Chinomona a fait ces remarques lors d’une réunion du parti avec des femmes hauts fonctionnaires à Harare ce samedi, organisée sous le thème : « Exploiter le pouvoir collectif des femmes », où elle a contesté la participation du genre féminin dans toutes les sphères de l’économie.
« Notre thème : ‘Exploiter le pouvoir collectif des femmes’ signifie une unité d’objectif et un désir commun des femmes du Zimbabwe de réaliser leur plein potentiel dans tous les domaines, qu’il s’agisse des affaires, de la politique, de la gouvernance ou même dans la vie personnelle ou sociale », a déclaré Chinomona.
« Le but de cette réunion est de se sensibiliser et de se rappeler nos rôles uniques mais interdépendants dans l’habilitation et l’autonomisation des femmes et des filles zimbabwéennes alors qu’elles affrontent les hommes dans notre monde à prédominance patriarcale.

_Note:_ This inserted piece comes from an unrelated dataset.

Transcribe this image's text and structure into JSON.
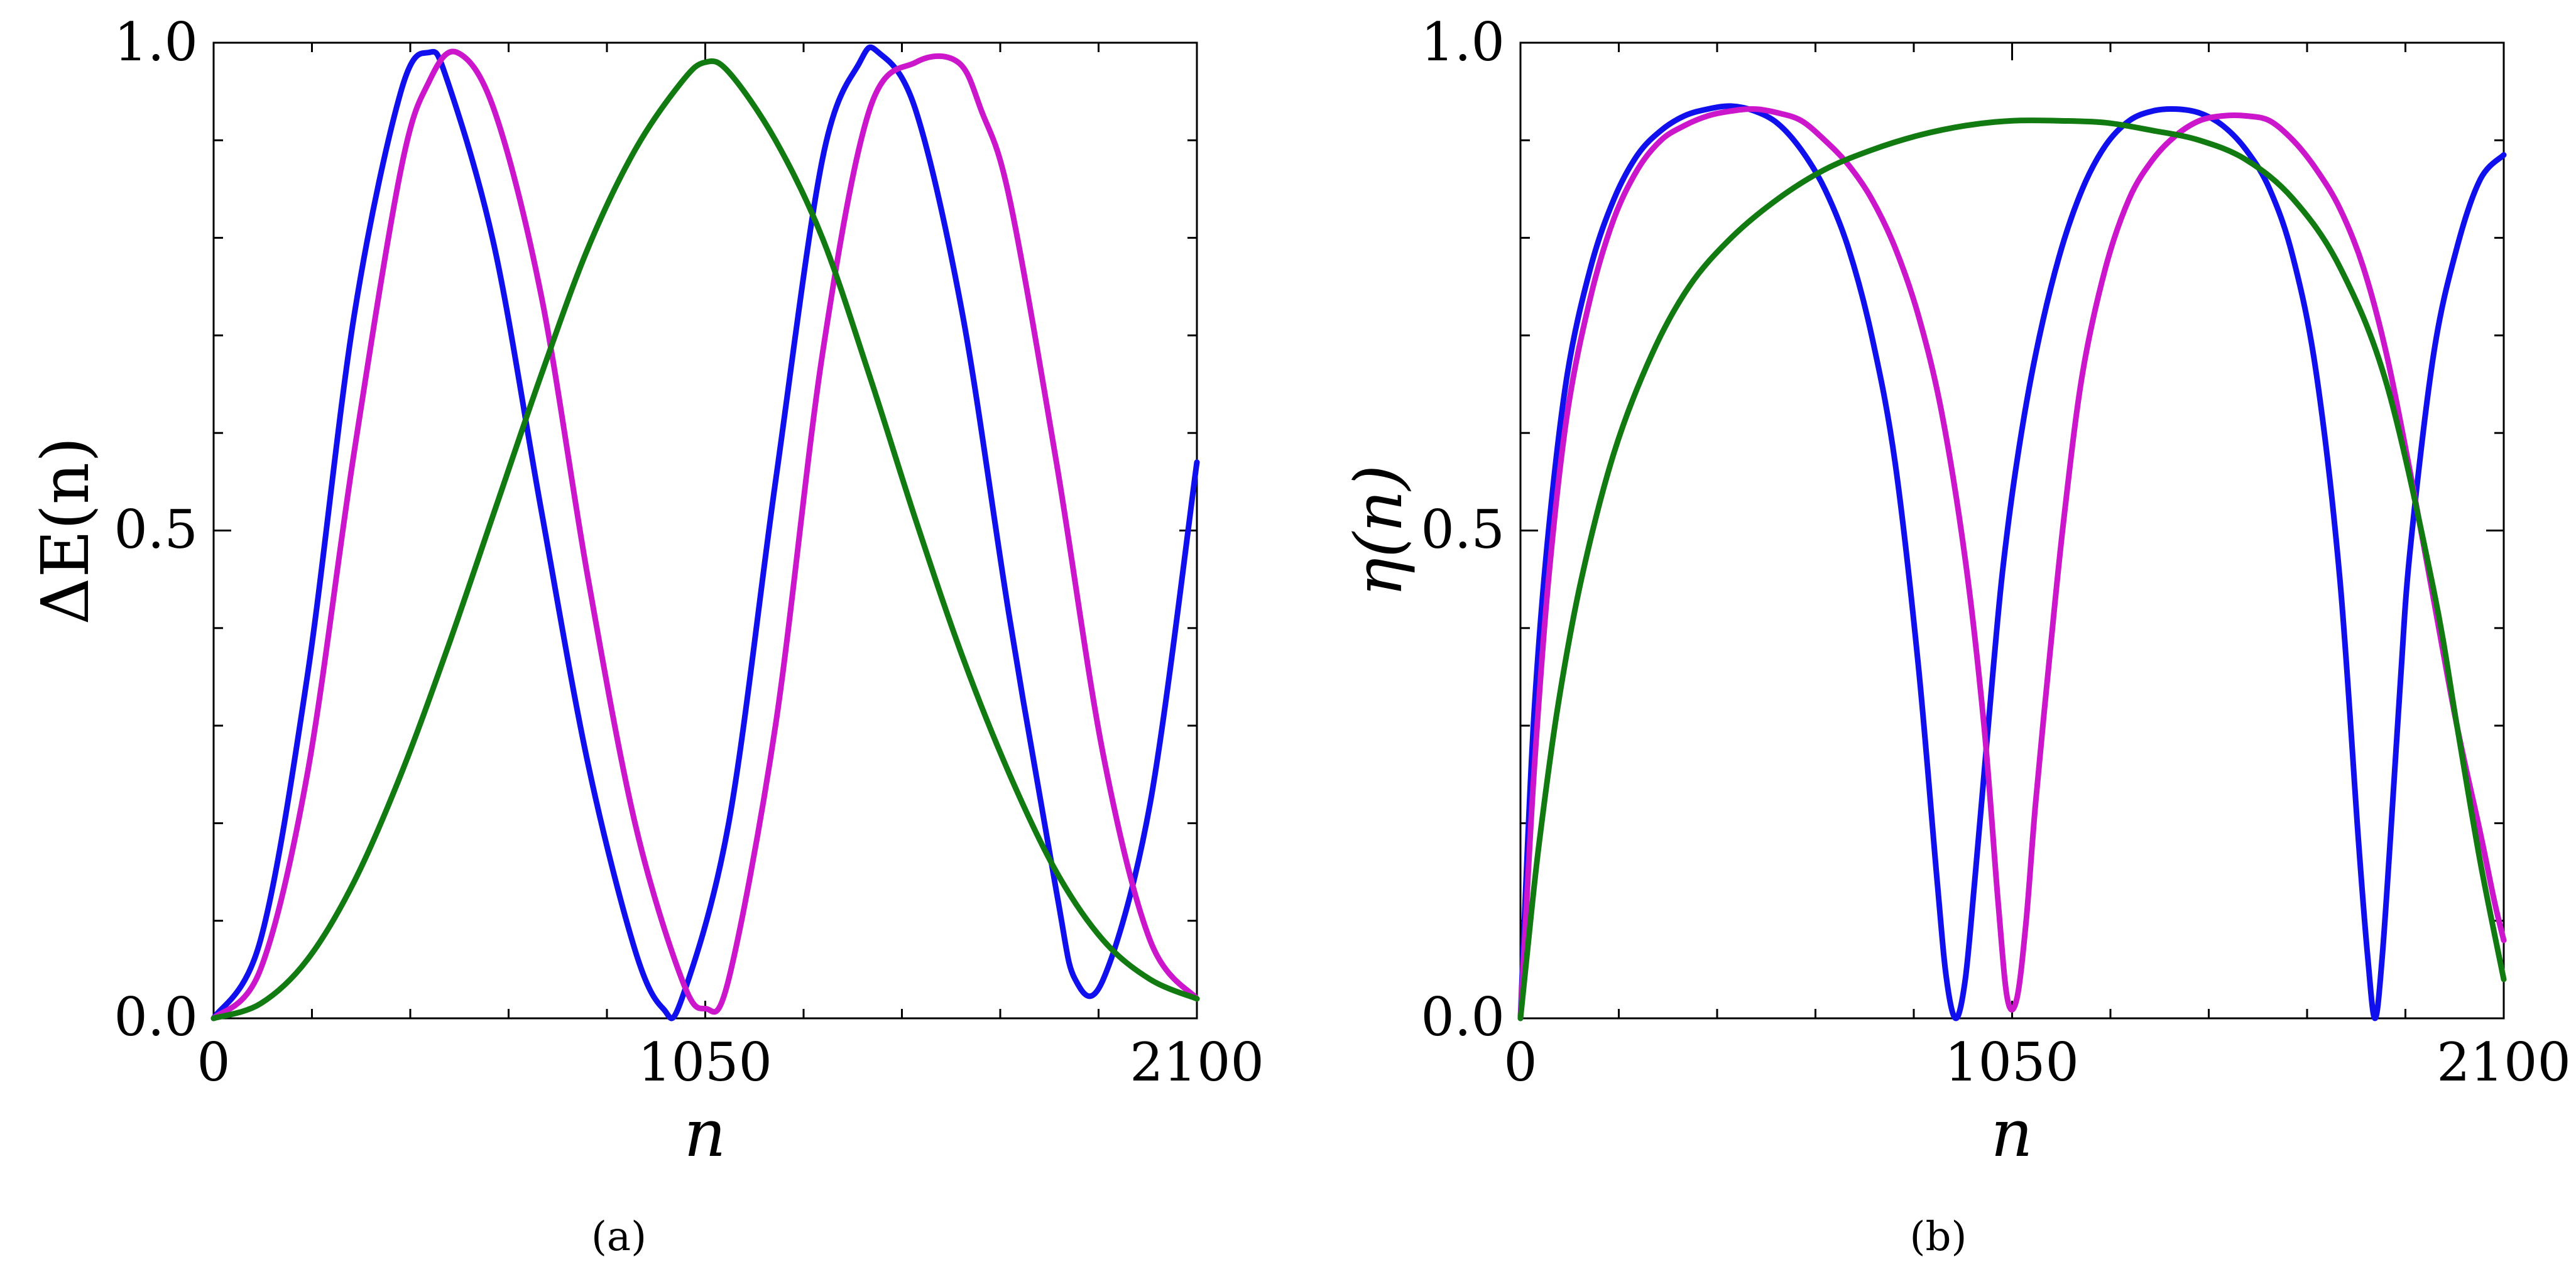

« Nous continuerons à mettre l’accent sur l’autonomisation des femmes et la libération économique. Nous pensons qu’aucune économie ne peut s’industrialiser si les femmes ne sont pas incluses dans la matrice économique. »
Chinomona, qui est également présidente du Sénat, a déclaré que la Ligue des femmes continuerait de faire pression en faveur de l’élévation des femmes aux postes élus et nommés, et pour que davantage de femmes occupent des rôles dans les chaînes de valeur minières, manufacturières et agricoles.
« En tant que Ligue des femmes, nous continuerons à partager avec vous les opportunités permettant aux femmes de s’implanter solidement dans l’économie, en nous concentrant sur les entreprises minières, l’agroalimentaire, les industries artisanales, le tourisme et les entreprises basées sur le patrimoine », a-t-elle déclaré.
Ses déclarations interviennent alors que le Zimbabwe poursuit ses objectifs de la Stratégie nationale de développement 2 et de la Vision 2030, qui donnent la priorité à l’industrialisation et à la valeur ajoutée en tant que moteurs de la croissance économique.

Les économistes et les défenseurs de l’égalité des sexes soutiennent depuis longtemps que la réduction de l’écart entre les sexes en matière de leadership est corrélée à de meilleurs résultats en matière de gouvernance et de performance des entreprises. Le Zimbabwe se classe 93e sur 146 pays selon l’indice mondial d’écart entre les sexes 2024 du Forum économique mondial, les femmes étant sous-représentées dans les postes de direction et techniques.
La Ligue des femmes a été une structure de mobilisation clé au sein du Zanu PF, en mettant l’accent sur les projets d’autonomisation économique, l’accès au marché et la formation professionnelle des femmes à travers le pays.
Le secrétaire général du Zanu-PF, Jacob Mudenda, dans un discours lu en son nom par le commissaire politique national du parti, Munyaradzi Machacha, a déclaré que la nomination de femmes à des postes décisionnels clés dans le système judiciaire, les commissions indépendantes, l’éducation et le secteur civil démontre une compréhension croissante du fait que le développement durable est inaccessible sans la participation significative des femmes.